Une rue, Radnoti, pas très loin de la grande ville, probablement Debrecen en Hongrie. Figée dans le temps, quelques années après l’instauration du communisme au pays. Pour ses habitants, c’est tout simplement « Notre rue ». Pour le lecteur, c’est un voyage dans le temps intéressant, parfois comique, parfois touchant. En effet, l’auteur hongrois Sandor Tar pige dans ses souvenirs d’enfance pour la reconstituer, pour en dresser le portrait, un peu comme certains regarderaient une photographie. Il ne s’agit pas d’une de ces artères importantes pour le monde, où il se passe des événements cruciaux, même pas une de ces rues commerçantes ou passantes, non. C’est un bout de nulle part, presque anodin, mais qui vaut tout aux yeux de ses habitants.

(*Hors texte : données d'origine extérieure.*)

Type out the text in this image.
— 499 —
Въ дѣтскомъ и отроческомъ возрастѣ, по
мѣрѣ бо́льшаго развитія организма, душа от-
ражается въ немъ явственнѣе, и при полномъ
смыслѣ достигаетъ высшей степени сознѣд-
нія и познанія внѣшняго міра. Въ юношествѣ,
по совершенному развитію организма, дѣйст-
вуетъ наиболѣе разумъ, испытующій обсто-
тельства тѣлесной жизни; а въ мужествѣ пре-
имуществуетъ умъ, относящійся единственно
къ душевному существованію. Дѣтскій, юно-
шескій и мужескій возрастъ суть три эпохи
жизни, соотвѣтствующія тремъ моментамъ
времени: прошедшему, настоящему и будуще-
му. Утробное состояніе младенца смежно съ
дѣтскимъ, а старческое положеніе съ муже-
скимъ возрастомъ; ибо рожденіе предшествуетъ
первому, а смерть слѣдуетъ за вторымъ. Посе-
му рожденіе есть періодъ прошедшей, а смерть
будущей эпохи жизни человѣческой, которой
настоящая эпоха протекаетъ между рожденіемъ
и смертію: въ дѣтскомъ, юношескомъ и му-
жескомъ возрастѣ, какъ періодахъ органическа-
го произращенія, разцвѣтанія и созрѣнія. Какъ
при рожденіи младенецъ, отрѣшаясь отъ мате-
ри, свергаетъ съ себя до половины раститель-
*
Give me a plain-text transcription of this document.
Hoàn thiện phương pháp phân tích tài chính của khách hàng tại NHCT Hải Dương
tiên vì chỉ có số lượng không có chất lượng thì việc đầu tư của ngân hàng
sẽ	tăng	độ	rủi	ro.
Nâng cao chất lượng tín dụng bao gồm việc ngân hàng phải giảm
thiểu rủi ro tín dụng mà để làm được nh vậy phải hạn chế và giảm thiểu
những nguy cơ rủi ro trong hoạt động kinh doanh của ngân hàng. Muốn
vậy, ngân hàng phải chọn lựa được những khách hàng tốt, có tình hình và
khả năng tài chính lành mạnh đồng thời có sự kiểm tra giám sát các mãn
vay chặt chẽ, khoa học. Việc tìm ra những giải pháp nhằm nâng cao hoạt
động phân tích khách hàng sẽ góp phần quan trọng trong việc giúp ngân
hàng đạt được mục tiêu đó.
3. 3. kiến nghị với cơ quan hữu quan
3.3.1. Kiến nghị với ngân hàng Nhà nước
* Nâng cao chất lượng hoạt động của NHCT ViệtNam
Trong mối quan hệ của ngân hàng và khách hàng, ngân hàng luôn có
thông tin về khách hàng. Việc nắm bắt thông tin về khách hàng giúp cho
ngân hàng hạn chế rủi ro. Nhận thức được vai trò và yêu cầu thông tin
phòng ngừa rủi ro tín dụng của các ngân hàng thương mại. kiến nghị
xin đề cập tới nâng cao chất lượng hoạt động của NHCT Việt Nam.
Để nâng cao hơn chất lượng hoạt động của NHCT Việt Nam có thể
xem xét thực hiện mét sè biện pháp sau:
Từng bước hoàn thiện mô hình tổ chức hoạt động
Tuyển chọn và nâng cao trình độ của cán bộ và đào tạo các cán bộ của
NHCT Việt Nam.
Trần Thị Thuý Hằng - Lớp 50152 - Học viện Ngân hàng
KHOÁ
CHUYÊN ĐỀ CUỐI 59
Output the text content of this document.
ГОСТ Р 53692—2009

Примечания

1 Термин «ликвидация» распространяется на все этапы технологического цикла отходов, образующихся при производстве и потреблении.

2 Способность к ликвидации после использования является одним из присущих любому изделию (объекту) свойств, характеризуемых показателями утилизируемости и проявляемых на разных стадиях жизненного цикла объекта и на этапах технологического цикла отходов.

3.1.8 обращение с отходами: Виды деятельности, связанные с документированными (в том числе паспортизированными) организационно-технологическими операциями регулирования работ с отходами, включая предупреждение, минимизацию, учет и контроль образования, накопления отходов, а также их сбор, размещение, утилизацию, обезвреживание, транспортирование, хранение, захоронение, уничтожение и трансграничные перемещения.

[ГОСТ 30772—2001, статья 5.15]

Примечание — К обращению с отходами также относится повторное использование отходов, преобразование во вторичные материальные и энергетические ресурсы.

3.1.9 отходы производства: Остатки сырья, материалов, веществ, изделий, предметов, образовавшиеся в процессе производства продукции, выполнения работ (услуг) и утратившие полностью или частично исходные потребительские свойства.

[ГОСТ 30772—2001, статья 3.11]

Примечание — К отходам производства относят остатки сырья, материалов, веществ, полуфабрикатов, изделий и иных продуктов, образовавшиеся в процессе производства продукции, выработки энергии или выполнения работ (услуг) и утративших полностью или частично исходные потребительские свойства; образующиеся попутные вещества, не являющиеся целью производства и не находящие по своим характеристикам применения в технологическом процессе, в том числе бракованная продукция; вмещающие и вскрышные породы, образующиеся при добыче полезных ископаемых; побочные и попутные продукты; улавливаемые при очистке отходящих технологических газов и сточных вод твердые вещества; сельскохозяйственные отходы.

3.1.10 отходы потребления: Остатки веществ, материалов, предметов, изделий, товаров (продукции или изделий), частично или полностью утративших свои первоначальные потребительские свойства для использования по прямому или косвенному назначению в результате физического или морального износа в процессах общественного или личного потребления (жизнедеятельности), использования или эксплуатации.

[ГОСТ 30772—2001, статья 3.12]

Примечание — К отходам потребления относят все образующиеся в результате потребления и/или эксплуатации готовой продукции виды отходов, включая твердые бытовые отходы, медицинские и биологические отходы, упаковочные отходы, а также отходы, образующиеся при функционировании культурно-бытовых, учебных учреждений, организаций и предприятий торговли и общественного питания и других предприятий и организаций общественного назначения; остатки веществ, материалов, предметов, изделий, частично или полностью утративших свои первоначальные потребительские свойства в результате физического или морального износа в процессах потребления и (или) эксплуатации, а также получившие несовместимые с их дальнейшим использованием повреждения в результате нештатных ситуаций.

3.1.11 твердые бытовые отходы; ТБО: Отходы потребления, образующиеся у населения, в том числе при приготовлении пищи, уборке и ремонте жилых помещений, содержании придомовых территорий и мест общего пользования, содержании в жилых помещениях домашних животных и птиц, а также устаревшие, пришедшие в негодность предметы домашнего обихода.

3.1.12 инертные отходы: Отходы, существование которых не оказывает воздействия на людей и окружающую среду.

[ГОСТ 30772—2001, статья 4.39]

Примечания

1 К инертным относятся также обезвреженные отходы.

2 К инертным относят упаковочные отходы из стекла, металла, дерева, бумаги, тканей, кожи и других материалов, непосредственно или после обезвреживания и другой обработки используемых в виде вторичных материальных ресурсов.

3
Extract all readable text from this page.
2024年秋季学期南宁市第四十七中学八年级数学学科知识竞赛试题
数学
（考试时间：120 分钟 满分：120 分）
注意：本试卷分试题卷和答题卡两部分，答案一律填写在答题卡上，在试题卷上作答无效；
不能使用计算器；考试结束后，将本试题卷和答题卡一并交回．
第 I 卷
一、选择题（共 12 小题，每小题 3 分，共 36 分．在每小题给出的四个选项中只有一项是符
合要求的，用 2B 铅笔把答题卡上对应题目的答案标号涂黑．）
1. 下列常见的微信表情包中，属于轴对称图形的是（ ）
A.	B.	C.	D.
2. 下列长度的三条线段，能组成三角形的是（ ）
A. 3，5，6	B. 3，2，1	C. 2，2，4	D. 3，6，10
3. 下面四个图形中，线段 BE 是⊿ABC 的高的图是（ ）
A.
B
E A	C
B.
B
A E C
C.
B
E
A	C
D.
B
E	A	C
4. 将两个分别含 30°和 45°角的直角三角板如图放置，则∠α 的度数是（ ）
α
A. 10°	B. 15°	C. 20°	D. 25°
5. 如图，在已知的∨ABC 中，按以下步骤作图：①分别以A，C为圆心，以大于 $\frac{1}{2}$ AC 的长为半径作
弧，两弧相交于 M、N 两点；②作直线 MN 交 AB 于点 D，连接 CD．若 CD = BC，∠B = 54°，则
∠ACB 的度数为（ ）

« [Cette rue], elle est pauvre, aride, les cours sont vides, sales, négligées, des mouches partout, des tas de fumier nauséabonds, des toilettes sans porte, même les nouvelles maisons se pavanent sur un ramassis d’immondices, la plupart n’ont pas de crépi, les fenêtres sont bouchées avec des briques, et personne ne va au temple. » (p. 85) Certes, ce n’est pas une description des plus objectives, elle est faite par le pasteur qui ne l’aime pas. Mais ses habitants, eux, ils l’aiment. Ils y sont nés, y ont grandi. C’est tout ce qu’ils connaissent. Ils s’en foutent que la rue ne soit pas pavée où qu’il n’y ait pas l’eau courante. Tout ce qui compte, c’est « chez Michi, où les habitués se retrouvent par temps de pluie, et également quand il ne pleut pas. » (p. 91) Le débit de boisson a un vrai nom nom mais tout le monde dit chez Michi, à cause du patron.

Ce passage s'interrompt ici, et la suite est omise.